Summary. We study a financial market with asymmetric, multidimensional trader signals that have general correlation structure. Each of a continuum of traders belongs to one of finitely many “information groups.” There is a multidimensional aggregate signal for each group. Each trader observes an idiosyncratic signal about the fundamental, built from this group signal. Correlations across group signals are arbitrary. Several existing models serve as special cases, and new applications become possible. We establish existence and regularity of linear equilibrium, and demonstrate that the equilibrium price aggregates information perfectly as noise trade vanishes. Combines and extends results in Parsa and Ray (2017) and Lou, Li and Wang (2017), both mimeo. Online Appendix.

Reinforcement Learning in Repeated Interaction Games

(with Jon Bendor and Dilip Mookherjee), Advances in Theoretical Economics 1, Issue 1, Article 3. Additional notes on extending the model to the probabilistic choice framework of Luce.

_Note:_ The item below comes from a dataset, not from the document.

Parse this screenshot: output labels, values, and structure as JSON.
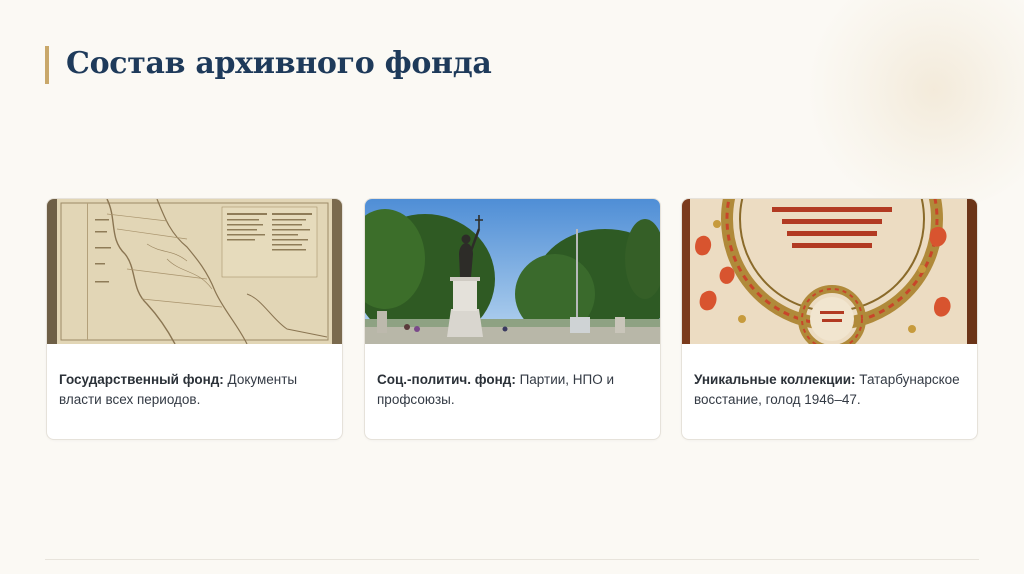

Summary. We study long run implications of reinforcement learning when two players repeatedly interact with one another over multiple rounds to play a finite action game. Within each round, the players play the game many successive times with a fixed set of aspirations used to evaluate payoff experiences as successes or failures. The probability weight on successful actions is increased, while failures result in players trying alternative actions in subsequent rounds. The learning rule is supplemented by small amounts of inertia and random perturbations to the states of players. Aspirations are adjusted across successive rounds on the basis of the discrepancy between the average payoff and aspirations in the most recently concluded round. We define and characterize pure steady states of this model, and establish convergence to these under appropriate conditions.

Group Decision-Making in the Shadow of Disagreement

(with Kfir Eliaz and Ronny Razin), Journal of Economic Theory 132, 236–273, 2007.

Summary.  A model of group decision-making is studied, in which one of two alternatives must be chosen. Our model is distinguished by three features: private information regarding valuations, differing intensities in preferences, and the option to declare neutrality to avoid disagreement. There is always an equilibrium in which the majority is more aggressive in pushing its alternative, thus enforcing their will via both numbers and voice. However, under general conditions an aggressive minority equilibrium inevitably makes an appearance, provided that the group is large enough. Such equilibria invariably display a “tyranny of the minority”: the increased aggression of the minority always outweighs their smaller number, leading to the minority outcome being implemented with larger probability than the majority alternative.